Single de Raul Seixas
do álbum 'Os Grandes Sucessos do FIC 72'
Lado A Let me Sing, Let me Sing
Lado B Teddy Boy, Rock e Brilhantina
Eu Sou Eu, Nicuri É o Diabo
Lançamento Setembro de 1972
Formato(s) Disco de vinil de 7 polegadas, tocado a 33 1/3 RPM
Gravação 1972
Gênero(s) Rock and roll, baião
Duração 03:11 (Lado A)
02:35 ou 02:37 (Lado B)
Gravadora(s) Philips Records
Composição Raul Seixas / Nadine Wisner (Lado A)
Raul Seixas (Lado B)
Produção Marco Mazzola
Cronologia de singles de Raul Seixas
Ouro de Tolo
Lista de faixas de 'Os Grandes Sucessos do FIC 72'
"Viva Zapátria"
(8)
"Corpo A Corpo"
(10)

Let me Sing, Let me Sing foi o primeiro compacto da carreira solo do cantor e compositor Raul Seixas, lançado em setembro de 1972 pela gravadora Philips Records e presente no álbum Os Grandes Sucessos do FIC 72, tendo sido gravado no mesmo ano. Esta canção foi defendida pelo cantor baiano no VII Festival Internacional da Canção, em 1972.[1]
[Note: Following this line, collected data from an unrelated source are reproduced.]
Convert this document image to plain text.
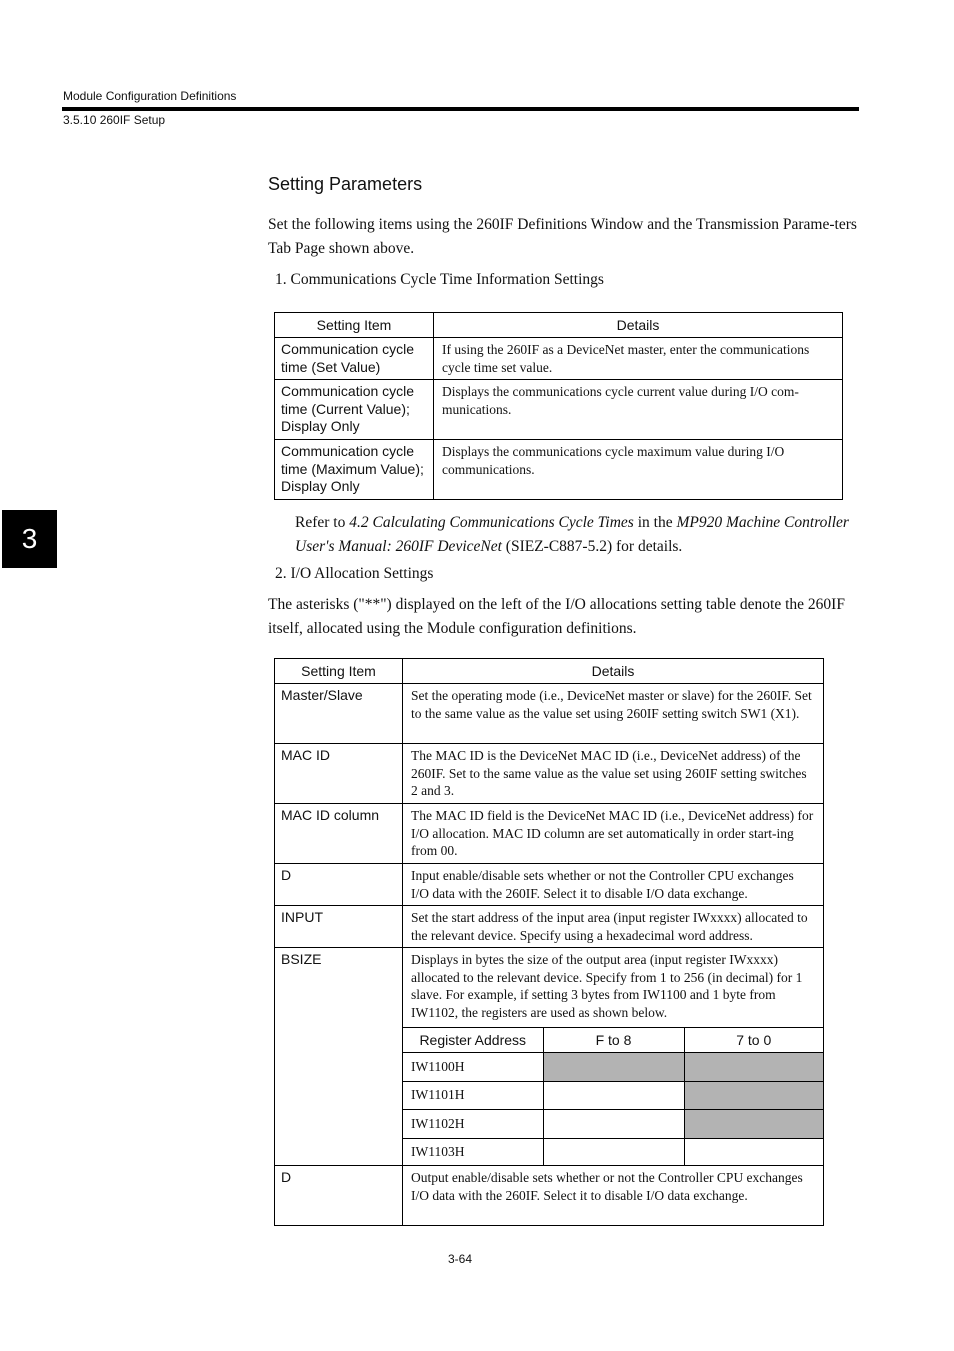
Module Configuration Definitions
3.5.10 260IF Setup
3
Setting Parameters
Set the following items using the 260IF Definitions Window and the Transmission Parame-ters Tab Page shown above.
1. Communications Cycle Time Information Settings
Setting Item	Details
Communication cycle time (Set Value)	If using the 260IF as a DeviceNet master, enter the communications cycle time set value.
Communication cycle time (Current Value); Display Only	Displays the communications cycle current value during I/O com-munications.
Communication cycle time (Maximum Value); Display Only	Displays the communications cycle maximum value during I/O communications.
Refer to 4.2 Calculating Communications Cycle Times in the MP920 Machine Controller User's Manual: 260IF DeviceNet (SIEZ-C887-5.2) for details.
2. I/O Allocation Settings
The asterisks ("**") displayed on the left of the I/O allocations setting table denote the 260IF itself, allocated using the Module configuration definitions.
Setting Item	Details
Master/Slave	Set the operating mode (i.e., DeviceNet master or slave) for the 260IF. Set to the same value as the value set using 260IF setting switch SW1 (X1).
MAC ID	The MAC ID is the DeviceNet MAC ID (i.e., DeviceNet address) of the 260IF. Set to the same value as the value set using 260IF setting switches 2 and 3.
MAC ID column	The MAC ID field is the DeviceNet MAC ID (i.e., DeviceNet address) for I/O allocation. MAC ID column are set automatically in order start-ing from 00.
D	Input enable/disable sets whether or not the Controller CPU exchanges I/O data with the 260IF. Select it to disable I/O data exchange.
INPUT	Set the start address of the input area (input register IWxxxx) allocated to the relevant device. Specify using a hexadecimal word address.
BSIZE	Displays in bytes the size of the output area (input register IWxxxx) allocated to the relevant device. Specify from 1 to 256 (in decimal) for 1 slave. For example, if setting 3 bytes from IW1100 and 1 byte from IW1102, the registers are used as shown below.
Register Address	F to 8	7 to 0
IW1100H		
IW1101H		
IW1102H		
IW1103H		

D	Output enable/disable sets whether or not the Controller CPU exchanges I/O data with the 260IF. Select it to disable I/O data exchange.
3-64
Antecedentes[editar | editar código-fonte]

A integração do imenso território brasileiro através das telecomunicações - possível com a criação da Embratel em 1965 e com a vinculação do Brasil ao sistema internacional de satélites, o Intelsat, em 1967 - e a crescente urbanização do país - em 1973 a população urbana ultrapassou a rural pela primeira vez - permitiram o crescimento exponencial da indústria fonográfica.[2] Crescimento esse que se deu baseado em dois eixos principais: a MPB e a música herdeira da Jovem Guarda (tanto o brega como o rock). Permitiu, também, o aparecimento de uma contracultura musical gravada em disco (por exemplo: Walter Franco, Jards Macalé, Luiz Melodia, Sérgio Sampaio e Raul Seixas).[3]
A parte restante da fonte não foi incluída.